In the end, the Saturn V was a major but strictly limited first step. Engineers designed it for the highly focused purpose of launching Apollo spacecraft to the moon. It was, therefore, single-use and was simply a launch vehicle rather than a versatile, maneuvering rocket system.

The SpaceX Starship is a better all-around rocket system. Its designers made it fully reusable, immensely reducing the cost per launch relative to the Its secondary stages fly and maneuver on their own, with planned refueling en route by the Starship Tanker. It can carry equal or larger payloads while transporting up to 100 people as far away as the moon or Mars.

Despite the latter’s historical successes, the Starship outshines the Saturn V in flexibility, function, and distance it can travel. It now only remains for SpaceX to achieve the same success in actualizing its design that NASA’s engineers had in building a fully functional Saturn V.

Last-Minute Issue Halts SpaceX’s Starship Test Flight

SpaceX readied its biggest rocket for its first flight on April 17, 2023, but canceled the launch moments before takeoff due to a pressurization problem.


SpaceX had prepared the world’s largest and most potent rocket for its maiden voyage on Monday, April 17th, 2023 but due to a “pressurization” issue, the company aborted the launch just minutes before liftoff.

Elon Musk tweeted that there was an issue with a frozen pressure valve, which could cause a delay in the launch. Shortly after the tweet, the launch was canceled, and the countdown ended 40 seconds before the scheduled lift-off.

SpaceX needs at least 48 hours to get the Starship rocket system ready for another orbital flight attempt. The company intends for this to be the first step towards human travel to the moon and ultimately, Mars. On Friday, April 14th, the Federal Aviation Administration granted regulatory approval for the launch to take place in Texas.

Furthermore, NASA tries to minimize risk, and SpaceX has a history of embracing it by allowing test flights to fail, as Musk believes that such experiences help them learn from their mistakes. The company has already started building more rockets for upcoming tests.

Saturn V vs.

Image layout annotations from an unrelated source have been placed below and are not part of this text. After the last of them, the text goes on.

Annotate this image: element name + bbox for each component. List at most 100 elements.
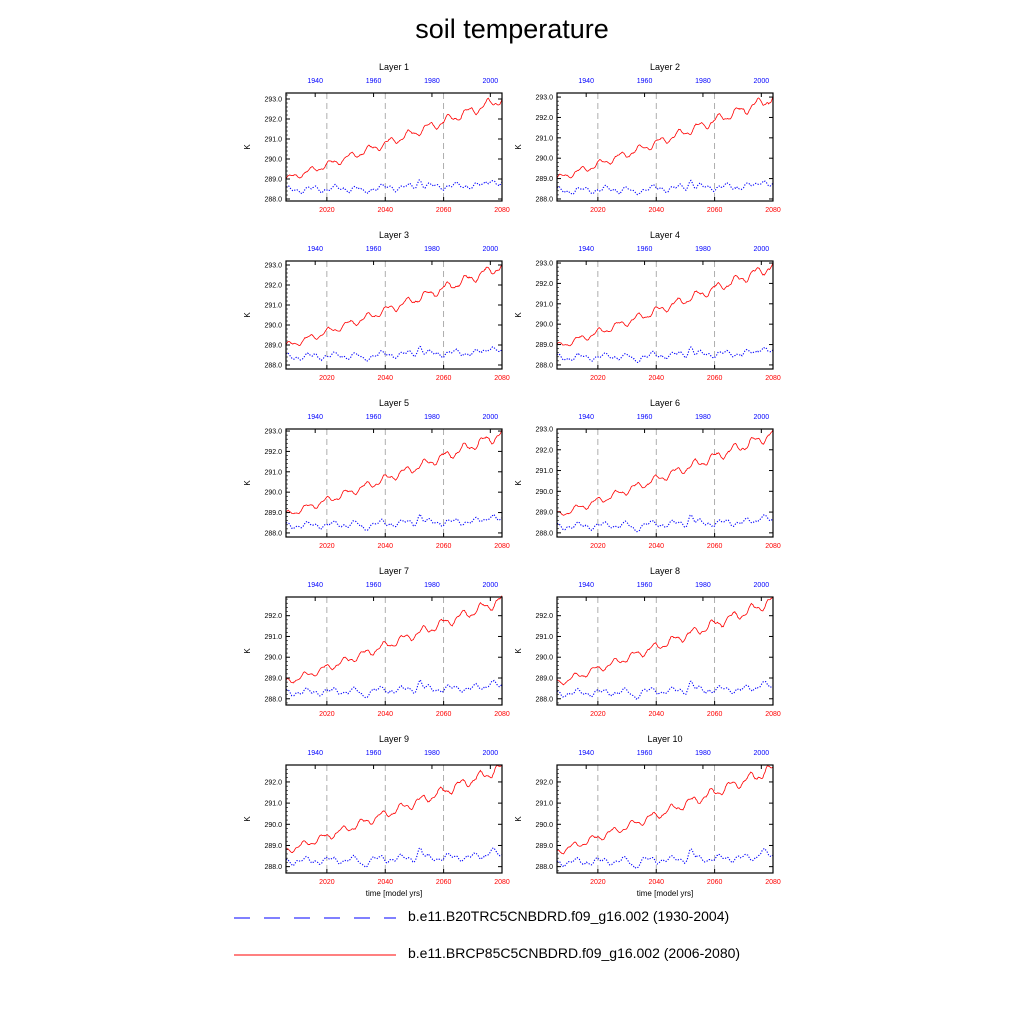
y-tick-label: 288.0 bbox=[264, 530, 282, 537]
x-tick-label-bottom: 2020 bbox=[319, 207, 335, 214]
x-tick-label-bottom: 2040 bbox=[648, 711, 664, 718]
legend-line-solid-red bbox=[234, 954, 396, 956]
y-axis-label: K bbox=[243, 816, 252, 822]
x-tick-label-bottom: 2060 bbox=[707, 543, 723, 550]
x-tick-label-top: 2000 bbox=[754, 750, 770, 757]
y-axis-label: K bbox=[243, 480, 252, 486]
series-historical-line bbox=[285, 345, 503, 363]
x-tick-label-top: 1960 bbox=[637, 78, 653, 85]
x-tick-label-bottom: 2040 bbox=[377, 543, 393, 550]
y-tick-label: 289.0 bbox=[535, 676, 553, 683]
panel-title: Layer 6 bbox=[650, 398, 680, 408]
x-tick-label-bottom: 2060 bbox=[436, 375, 452, 382]
x-tick-label-bottom: 2060 bbox=[436, 879, 452, 886]
y-axis-label: K bbox=[514, 648, 523, 654]
x-tick-label-bottom: 2020 bbox=[590, 375, 606, 382]
x-tick-label-top: 1980 bbox=[424, 750, 440, 757]
y-tick-label: 292.0 bbox=[535, 115, 553, 122]
x-tick-label-top: 1960 bbox=[637, 750, 653, 757]
x-tick-label-top: 1960 bbox=[366, 414, 382, 421]
x-tick-label-bottom: 2060 bbox=[707, 375, 723, 382]
plot-frame bbox=[556, 428, 774, 538]
x-tick-label-bottom: 2060 bbox=[707, 207, 723, 214]
y-tick-label: 292.0 bbox=[264, 613, 282, 620]
x-tick-label-top: 2000 bbox=[483, 750, 499, 757]
panel-9: Layer 9 288.0 289.0 290.0 291.0 292.0 K 2020 204… bbox=[243, 734, 510, 898]
x-tick-label-top: 1960 bbox=[366, 78, 382, 85]
y-tick-label: 293.0 bbox=[535, 427, 553, 434]
y-tick-label: 289.0 bbox=[535, 176, 553, 183]
panel-title: Layer 9 bbox=[379, 734, 409, 744]
y-tick-label: 289.0 bbox=[264, 676, 282, 683]
panel-title: Layer 3 bbox=[379, 230, 409, 240]
y-tick-label: 290.0 bbox=[264, 655, 282, 662]
panel-3: Layer 3 288.0 289.0 290.0 291.0 292.0 293.0 K 20… bbox=[243, 230, 510, 382]
x-tick-label-top: 1960 bbox=[366, 750, 382, 757]
x-tick-label-top: 1980 bbox=[424, 246, 440, 253]
y-tick-label: 291.0 bbox=[535, 801, 553, 808]
panel-5: Layer 5 288.0 289.0 290.0 291.0 292.0 293.0 K 20… bbox=[243, 398, 510, 550]
x-tick-label-top: 1940 bbox=[307, 246, 323, 253]
x-tick-label-bottom: 2060 bbox=[707, 711, 723, 718]
x-tick-label-bottom: 2040 bbox=[648, 207, 664, 214]
plot-frame bbox=[556, 764, 774, 874]
y-tick-label: 290.0 bbox=[264, 490, 282, 497]
y-tick-label: 290.0 bbox=[535, 489, 553, 496]
x-tick-label-bottom: 2060 bbox=[436, 207, 452, 214]
x-tick-label-bottom: 2020 bbox=[590, 207, 606, 214]
plot-frame bbox=[285, 428, 503, 538]
y-tick-label: 289.0 bbox=[535, 342, 553, 349]
y-tick-label: 288.0 bbox=[535, 196, 553, 203]
x-tick-label-bottom: 2080 bbox=[765, 711, 781, 718]
y-tick-label: 290.0 bbox=[535, 322, 553, 329]
x-tick-label-top: 1960 bbox=[366, 246, 382, 253]
y-tick-label: 292.0 bbox=[264, 449, 282, 456]
x-tick-label-bottom: 2080 bbox=[494, 207, 510, 214]
series-future-line bbox=[285, 429, 503, 515]
panel-title: Layer 7 bbox=[379, 566, 409, 576]
x-tick-label-top: 1960 bbox=[637, 582, 653, 589]
y-tick-label: 291.0 bbox=[535, 135, 553, 142]
x-tick-label-bottom: 2040 bbox=[377, 879, 393, 886]
x-tick-label-top: 2000 bbox=[483, 246, 499, 253]
panel-title: Layer 1 bbox=[379, 62, 409, 72]
y-tick-label: 288.0 bbox=[264, 363, 282, 370]
x-tick-label-top: 1980 bbox=[695, 750, 711, 757]
panel-title: Layer 5 bbox=[379, 398, 409, 408]
x-tick-label-bottom: 2040 bbox=[377, 711, 393, 718]
y-tick-label: 293.0 bbox=[535, 261, 553, 268]
x-tick-label-bottom: 2080 bbox=[765, 543, 781, 550]
panel-2: Layer 2 288.0 289.0 290.0 291.0 292.0 293.0 K 20… bbox=[514, 62, 781, 214]
x-tick-label-top: 1940 bbox=[578, 414, 594, 421]
y-tick-label: 291.0 bbox=[264, 469, 282, 476]
x-tick-label-top: 1940 bbox=[578, 582, 594, 589]
y-tick-label: 293.0 bbox=[264, 263, 282, 270]
x-tick-label-top: 1940 bbox=[307, 414, 323, 421]
x-tick-label-bottom: 2080 bbox=[765, 207, 781, 214]
y-tick-label: 291.0 bbox=[264, 801, 282, 808]
y-axis-label: K bbox=[243, 648, 252, 654]
x-tick-label-bottom: 2080 bbox=[494, 375, 510, 382]
legend-line-dashed-blue bbox=[234, 917, 396, 919]
x-tick-label-top: 1940 bbox=[307, 78, 323, 85]
series-future-line bbox=[285, 97, 503, 180]
series-historical-line bbox=[285, 678, 503, 699]
plot-frame bbox=[285, 764, 503, 874]
panel-7: Layer 7 288.0 289.0 290.0 291.0 292.0 K 2020 204… bbox=[243, 566, 510, 718]
x-tick-label-top: 2000 bbox=[754, 78, 770, 85]
series-historical-line bbox=[285, 513, 503, 531]
x-tick-label-bottom: 2080 bbox=[494, 543, 510, 550]
x-tick-label-top: 2000 bbox=[754, 414, 770, 421]
panel-8: Layer 8 288.0 289.0 290.0 291.0 292.0 K 2020 204… bbox=[514, 566, 781, 718]
series-historical-line bbox=[285, 846, 503, 868]
series-future-line bbox=[556, 429, 774, 516]
x-tick-label-bottom: 2060 bbox=[707, 879, 723, 886]
y-tick-label: 288.0 bbox=[535, 530, 553, 537]
series-historical-line bbox=[556, 847, 774, 869]
x-tick-label-top: 2000 bbox=[483, 582, 499, 589]
y-tick-label: 292.0 bbox=[264, 117, 282, 124]
x-tick-label-top: 1940 bbox=[578, 246, 594, 253]
y-tick-label: 293.0 bbox=[264, 97, 282, 104]
series-future-line bbox=[556, 765, 774, 855]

SpaceX Starship in the News

The world’s attention remains glued to the ongoing plans and achievements of the iconic Saturn V and the revolutionary SpaceX Starship. On one hand, the Saturn V, with its awe-inspiring missions to the moon, rekindle the spirit of the Apollo era. On the other hand, the SpaceX Starship has sparked a new wave of enthusiasm and speculation with its innovative design and ambitious goals. The world watches in anticipation, eagerly awaiting the next chapter in the ongoing race to the stars.

Frequently Asked Questions

What is the size of the Saturn V and the Starship compared to some famous landmarks?

The Saturn V is just one foot shorter than One Times Square, the building from which the ball drops on New Year’s each year. The Starship stands 30 feet higher. Both are several dozen feet taller than London’s Big Ben clock tower. Both are also somewhat taller than the Statue of Liberty, including its base.

Why is the SpaceX Starship’s reusable design so important?

Making the Starship reusable cuts the cost per launch hugely, making space exploration and activity much more affordable. Elon Musk estimates the cost per launch at $1.5 million to $2 million. The Saturn V cost $185 million per launch at the time, or about $1.25 billion in today’s money, because each rocket was single-use.

Why is the Starship so much heavier than the Saturn V?

The Starship is mostly built from stainless steel to make it tough enough for hundreds or thousands of reuses.

How often will the Starship be launched?

Elon Musk envisions each rocket launching three times daily. He wants the Starship Super Heavy first stage to be capable of launching within 30 minutes of landing.

Does the Saturn V have any advantages over the Starship?

Its engineers took it from planning to launch in 6 years, while the Starship has been under development for 10 years and hasn’t yet completed a full mission. The Saturn V also actually existed as a finished vehicle, while the Starship is still a prototype under development and its achievements are all currently predictions rather than actual performance.